Kegelisahan itu adalah manusiawi dan bukan tanpa sebab ataupun tanpa alasan. Artinya, mampukah dan sampaikah kita pada harapan tujuan hidup yang telah kita pilih ini pada suatu perwujudan dalam pembangunannya?
Sebut saja, perwujudan 'kawasan tatanan seimbang' menurut ketentuan Tuhan, yakni 'tatanan sistem kehidupan seimbang'.
Jangan-jangan, kita tidak bisa berangkat menuju ke sana!
Sebuah bentuk kegelisan di antara kita, masing-masing dari pribadi kita ...

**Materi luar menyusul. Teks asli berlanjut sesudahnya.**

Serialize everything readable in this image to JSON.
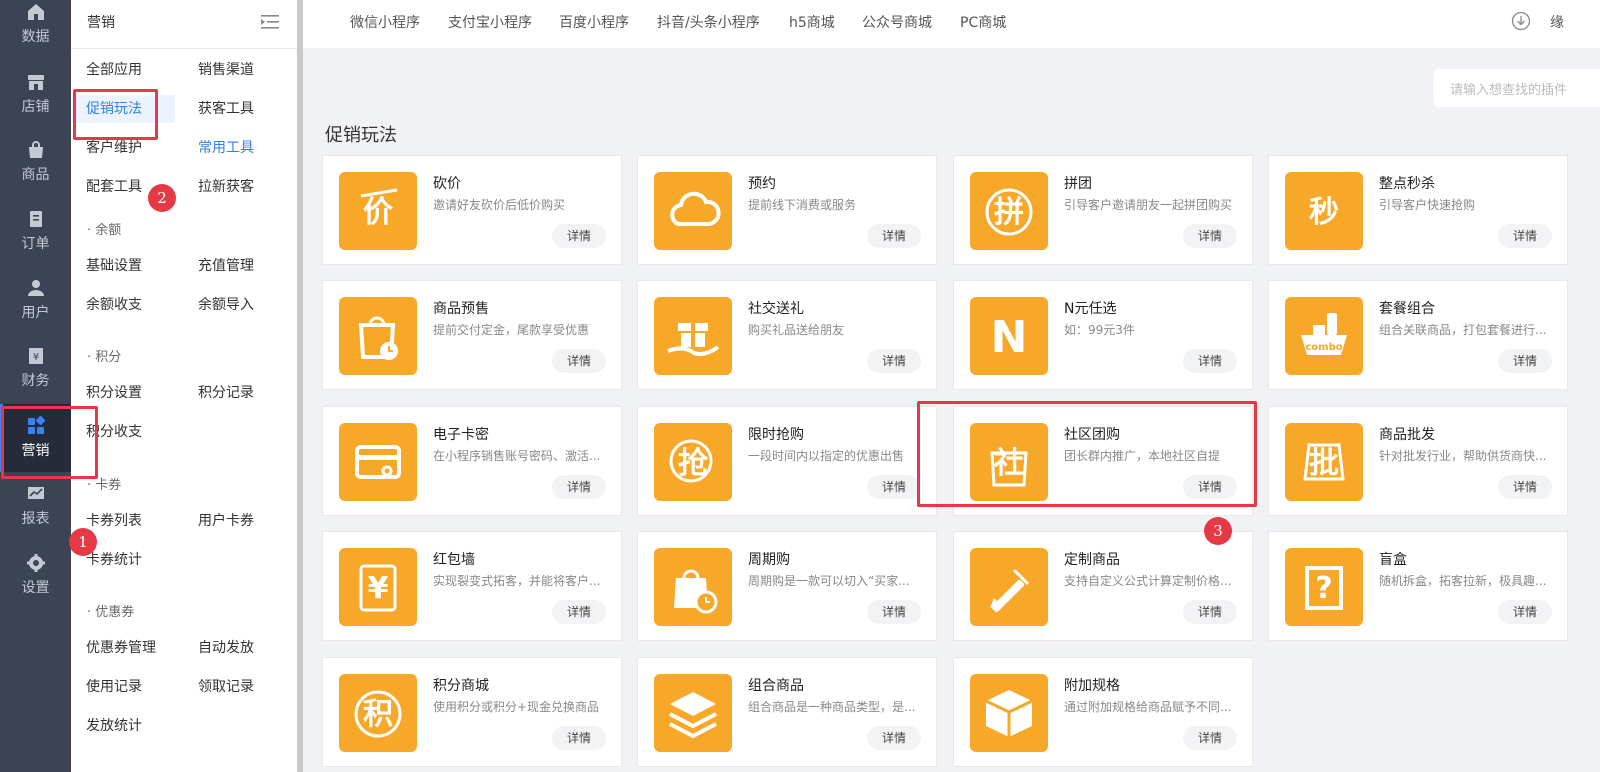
{
  "rail": [
    {
      "label": "数据",
      "icon": "home-icon"
    },
    {
      "label": "店铺",
      "icon": "store-icon"
    },
    {
      "label": "商品",
      "icon": "bag-icon"
    },
    {
      "label": "订单",
      "icon": "order-icon"
    },
    {
      "label": "用户",
      "icon": "user-icon"
    },
    {
      "label": "财务",
      "icon": "finance-icon"
    },
    {
      "label": "营销",
      "icon": "apps-icon",
      "active": true
    },
    {
      "label": "报表",
      "icon": "chart-icon"
    },
    {
      "label": "设置",
      "icon": "gear-icon"
    }
  ],
  "submenu": {
    "title": "营销",
    "rows": [
      [
        "全部应用",
        "销售渠道"
      ],
      [
        "促销玩法",
        "获客工具"
      ],
      [
        "客户维护",
        "常用工具"
      ],
      [
        "配套工具",
        "拉新获客"
      ]
    ],
    "sections": [
      {
        "label": "· 余额",
        "items": [
          [
            "基础设置",
            "充值管理"
          ],
          [
            "余额收支",
            "余额导入"
          ]
        ]
      },
      {
        "label": "· 积分",
        "items": [
          [
            "积分设置",
            "积分记录"
          ],
          [
            "积分收支",
            ""
          ]
        ]
      },
      {
        "label": "· 卡券",
        "items": [
          [
            "卡券列表",
            "用户卡券"
          ],
          [
            "卡券统计",
            ""
          ]
        ]
      },
      {
        "label": "· 优惠券",
        "items": [
          [
            "优惠券管理",
            "自动发放"
          ],
          [
            "使用记录",
            "领取记录"
          ],
          [
            "发放统计",
            ""
          ]
        ]
      }
    ]
  },
  "tabs": [
    "微信小程序",
    "支付宝小程序",
    "百度小程序",
    "抖音/头条小程序",
    "h5商城",
    "公众号商城",
    "PC商城"
  ],
  "topbar_cut": "缘",
  "search": {
    "placeholder": "请输入想查找的插件"
  },
  "section_title": "促销玩法",
  "detail_label": "详情",
  "cards": [
    {
      "name": "砍价",
      "desc": "邀请好友砍价后低价购买",
      "glyph": "价"
    },
    {
      "name": "预约",
      "desc": "提前线下消费或服务",
      "glyph": "cloud"
    },
    {
      "name": "拼团",
      "desc": "引导客户邀请朋友一起拼团购买",
      "glyph": "拼"
    },
    {
      "name": "整点秒杀",
      "desc": "引导客户快速抢购",
      "glyph": "秒"
    },
    {
      "name": "商品预售",
      "desc": "提前交付定金，尾款享受优惠",
      "glyph": "bagclock"
    },
    {
      "name": "社交送礼",
      "desc": "购买礼品送给朋友",
      "glyph": "gift"
    },
    {
      "name": "N元任选",
      "desc": "如：99元3件",
      "glyph": "N"
    },
    {
      "name": "套餐组合",
      "desc": "组合关联商品，打包套餐进行...",
      "glyph": "combo"
    },
    {
      "name": "电子卡密",
      "desc": "在小程序销售账号密码、激活...",
      "glyph": "card"
    },
    {
      "name": "限时抢购",
      "desc": "一段时间内以指定的优惠出售",
      "glyph": "抢"
    },
    {
      "name": "社区团购",
      "desc": "团长群内推广，本地社区自提",
      "glyph": "社"
    },
    {
      "name": "商品批发",
      "desc": "针对批发行业，帮助供货商快...",
      "glyph": "批"
    },
    {
      "name": "红包墙",
      "desc": "实现裂变式拓客，并能将客户...",
      "glyph": "¥"
    },
    {
      "name": "周期购",
      "desc": "周期购是一款可以切入“买家...",
      "glyph": "cycle"
    },
    {
      "name": "定制商品",
      "desc": "支持自定义公式计算定制价格...",
      "glyph": "pen"
    },
    {
      "name": "盲盒",
      "desc": "随机拆盒，拓客拉新，极具趣...",
      "glyph": "?"
    },
    {
      "name": "积分商城",
      "desc": "使用积分或积分+现金兑换商品",
      "glyph": "积"
    },
    {
      "name": "组合商品",
      "desc": "组合商品是一种商品类型，是...",
      "glyph": "layers"
    },
    {
      "name": "附加规格",
      "desc": "通过附加规格给商品赋予不同...",
      "glyph": "box"
    }
  ],
  "badges": [
    "1",
    "2",
    "3"
  ],
  "colors": {
    "accent": "#F8A828",
    "rail": "#3B4354",
    "highlight": "#E63946",
    "link": "#2F80ED"
  }
}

Namun, dan yang patut disadari adalah bahwa kita masih dan sedang berproses. Sementara, yang namanya proses harus ada progres sebagai indikator bahwa kita masih dan sedang bergerak, tidak mandek dan berangan-angan belaka.

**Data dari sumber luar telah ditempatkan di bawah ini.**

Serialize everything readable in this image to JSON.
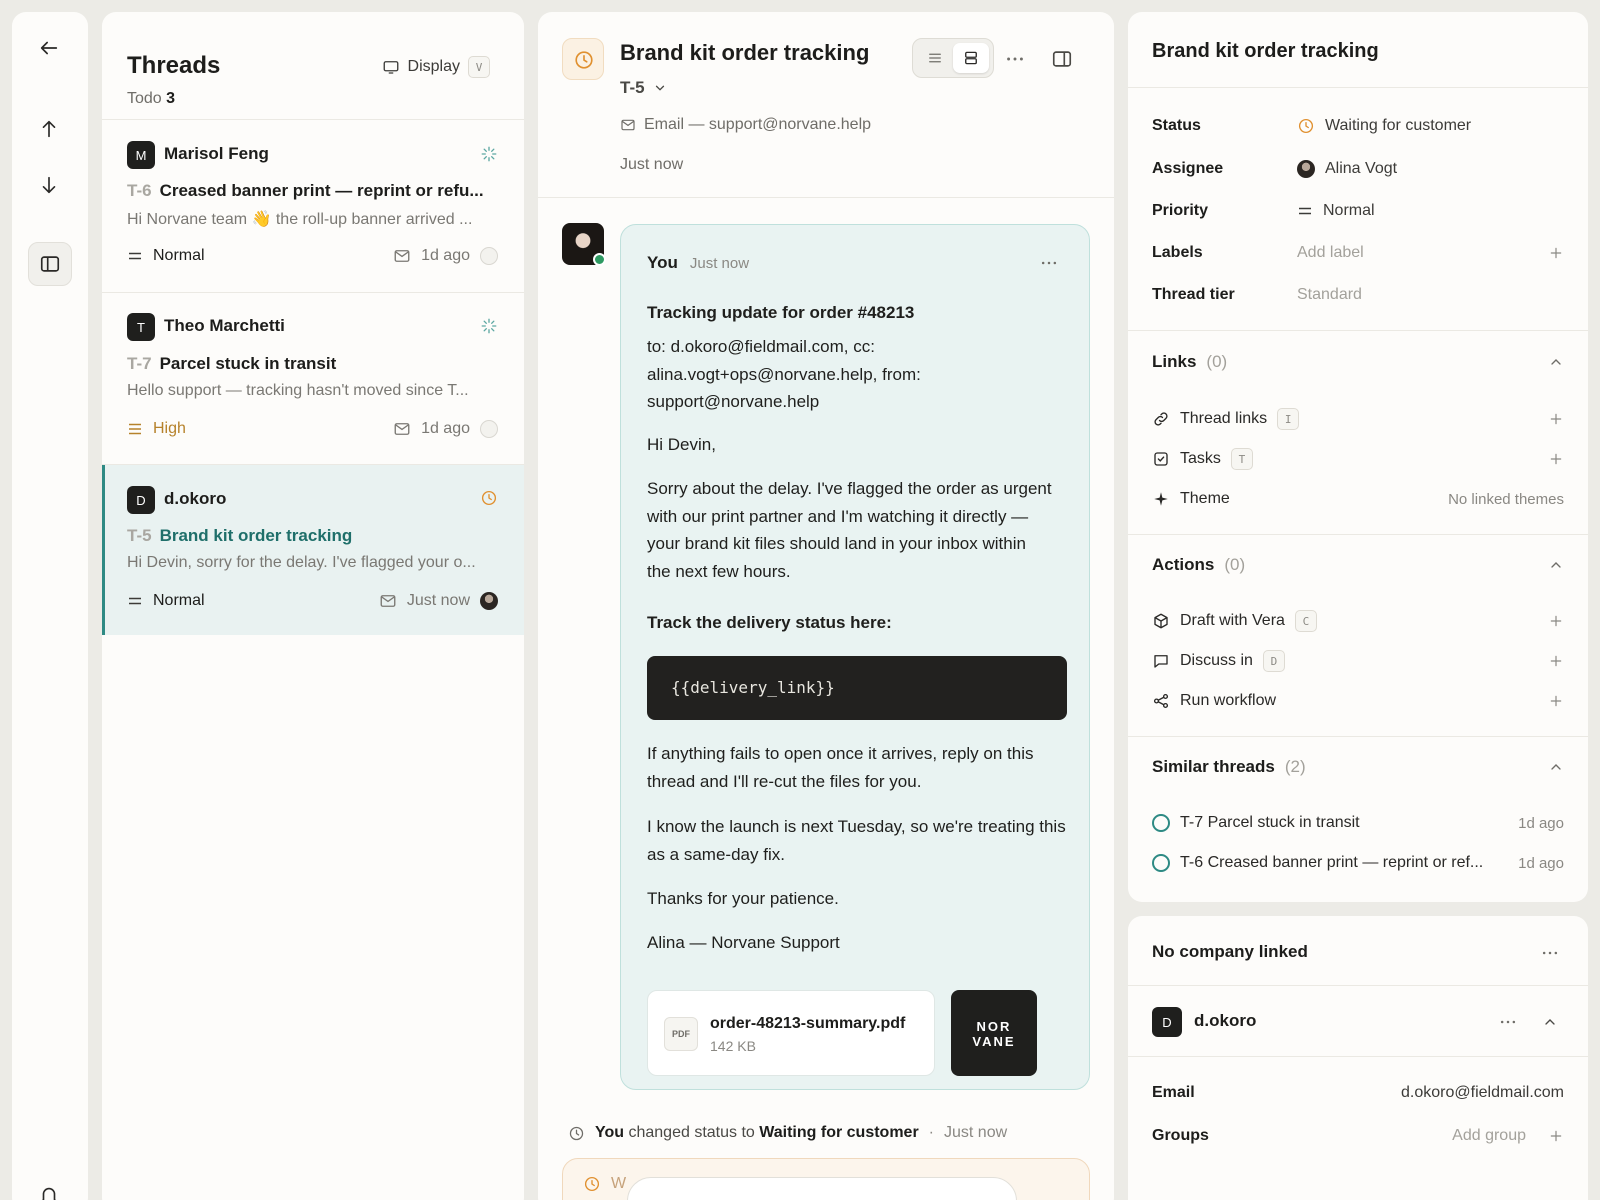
{
  "threads": {
    "title": "Threads",
    "filter_label": "Todo",
    "filter_count": "3",
    "display_label": "Display",
    "display_shortcut": "V",
    "items": [
      {
        "initial": "M",
        "name": "Marisol Feng",
        "id": "T-6",
        "subject": "Creased banner print — reprint or refu...",
        "preview": "Hi Norvane team 👋 the roll-up banner arrived ...",
        "priority": "Normal",
        "time": "1d ago"
      },
      {
        "initial": "T",
        "name": "Theo Marchetti",
        "id": "T-7",
        "subject": "Parcel stuck in transit",
        "preview": "Hello support — tracking hasn't moved since T...",
        "priority": "High",
        "time": "1d ago"
      },
      {
        "initial": "D",
        "name": "d.okoro",
        "id": "T-5",
        "subject": "Brand kit order tracking",
        "preview": "Hi Devin, sorry for the delay. I've flagged your o...",
        "priority": "Normal",
        "time": "Just now"
      }
    ]
  },
  "conversation": {
    "title": "Brand kit order tracking",
    "thread_id": "T-5",
    "channel": "Email — support@norvane.help",
    "updated": "Just now",
    "message": {
      "author": "You",
      "time": "Just now",
      "subject": "Tracking update for order #48213",
      "recipients": "to: d.okoro@fieldmail.com, cc: alina.vogt+ops@norvane.help, from: support@norvane.help",
      "greeting": "Hi Devin,",
      "p1": "Sorry about the delay. I've flagged the order as urgent with our print partner and I'm watching it directly — your brand kit files should land in your inbox within the next few hours.",
      "track_heading": "Track the delivery status here:",
      "code": "{{delivery_link}}",
      "p2": "If anything fails to open once it arrives, reply on this thread and I'll re-cut the files for you.",
      "p3": "I know the launch is next Tuesday, so we're treating this as a same-day fix.",
      "p4": "Thanks for your patience.",
      "signature": "Alina — Norvane Support",
      "attachment": {
        "badge": "PDF",
        "name": "order-48213-summary.pdf",
        "size": "142 KB"
      },
      "logo_line1": "NOR",
      "logo_line2": "VANE"
    },
    "event": {
      "actor": "You",
      "verb": "changed status to",
      "status": "Waiting for customer",
      "sep": "·",
      "time": "Just now"
    },
    "compose_hint": "W"
  },
  "details": {
    "title": "Brand kit order tracking",
    "props": {
      "status_k": "Status",
      "status_v": "Waiting for customer",
      "assignee_k": "Assignee",
      "assignee_v": "Alina Vogt",
      "priority_k": "Priority",
      "priority_v": "Normal",
      "labels_k": "Labels",
      "labels_v": "Add label",
      "tier_k": "Thread tier",
      "tier_v": "Standard"
    },
    "links": {
      "title": "Links",
      "count": "(0)",
      "items": [
        {
          "label": "Thread links",
          "key": "I"
        },
        {
          "label": "Tasks",
          "key": "T"
        },
        {
          "label": "Theme",
          "value": "No linked themes"
        }
      ]
    },
    "actions": {
      "title": "Actions",
      "count": "(0)",
      "items": [
        {
          "label": "Draft with Vera",
          "key": "C"
        },
        {
          "label": "Discuss in",
          "key": "D"
        },
        {
          "label": "Run workflow"
        }
      ]
    },
    "similar": {
      "title": "Similar threads",
      "count": "(2)",
      "items": [
        {
          "label": "T-7 Parcel stuck in transit",
          "time": "1d ago"
        },
        {
          "label": "T-6 Creased banner print — reprint or ref...",
          "time": "1d ago"
        }
      ]
    }
  },
  "company": {
    "title": "No company linked",
    "contact_initial": "D",
    "contact_name": "d.okoro",
    "email_k": "Email",
    "email_v": "d.okoro@fieldmail.com",
    "groups_k": "Groups",
    "groups_v": "Add group"
  },
  "colors": {
    "accent_teal": "#2e8a84",
    "status_orange": "#e0902f",
    "priority_high": "#b6822b",
    "selected_bg": "#e9f2f1"
  }
}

Lantas, harus bagaimana kita saat ini?
Sebab, kendala internal yang tak boleh diabaikan begitu saja, yang cukup rumit juga sebagai penghambat kita menuju 'keseimbangan hidup', benar-benar telah dirasakan dan telah dialami oleh masing-masing di antara kita. Belum lagi, faktor eksternal dari luar komunitas kita, dimana kita telah menyatakan diri sebagai 'penegak tatanan seimbang'.

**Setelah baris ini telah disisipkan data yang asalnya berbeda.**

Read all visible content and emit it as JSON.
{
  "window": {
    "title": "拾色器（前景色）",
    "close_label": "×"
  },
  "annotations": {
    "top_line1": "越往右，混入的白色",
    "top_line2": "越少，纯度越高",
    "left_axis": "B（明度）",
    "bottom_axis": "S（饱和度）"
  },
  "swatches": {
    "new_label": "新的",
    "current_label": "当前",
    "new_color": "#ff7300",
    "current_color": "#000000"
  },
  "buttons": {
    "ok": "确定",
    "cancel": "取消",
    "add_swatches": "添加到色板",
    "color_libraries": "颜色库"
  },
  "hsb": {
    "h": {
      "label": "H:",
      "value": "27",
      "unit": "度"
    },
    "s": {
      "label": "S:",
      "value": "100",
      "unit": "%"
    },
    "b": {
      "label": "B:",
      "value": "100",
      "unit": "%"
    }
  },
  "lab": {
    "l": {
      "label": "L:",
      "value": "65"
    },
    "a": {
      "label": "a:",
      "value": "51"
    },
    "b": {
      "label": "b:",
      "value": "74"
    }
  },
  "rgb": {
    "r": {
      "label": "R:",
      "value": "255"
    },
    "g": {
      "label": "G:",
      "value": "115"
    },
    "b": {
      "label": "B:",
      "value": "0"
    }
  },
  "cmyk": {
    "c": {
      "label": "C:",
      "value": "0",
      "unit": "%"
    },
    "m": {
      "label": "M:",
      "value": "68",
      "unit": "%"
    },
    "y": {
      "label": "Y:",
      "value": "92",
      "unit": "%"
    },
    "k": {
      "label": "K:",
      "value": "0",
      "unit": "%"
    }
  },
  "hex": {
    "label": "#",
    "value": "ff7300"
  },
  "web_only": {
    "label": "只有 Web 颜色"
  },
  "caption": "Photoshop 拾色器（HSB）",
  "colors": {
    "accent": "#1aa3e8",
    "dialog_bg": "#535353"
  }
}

Oleh karenanya, kata kuncinya adalah "sinkronisasi" dengan menumbuhkembangkan spirit yang sama secara kolektif, dari masing-masing pribadi guna mendulang energi luar biasa dalam proses pembangunan 'tatanan kehidupan seimbang'.
Berikutnya, singkirkan 'kerak-kerak dogmatis' di alam pikiran kita, otak kita. Otak kiri sudah saatnya lebih ditonjolkan dalam menangkap isyarat dan kejadian di alam nyata, agar segala keputusan dan sikap yang kita ambil adalah dalam koridor logis, rasional, dan ilmiah. Bukan malah mengunci di otak kanan yang cenderung pada perasaan terhadap suatu dogma.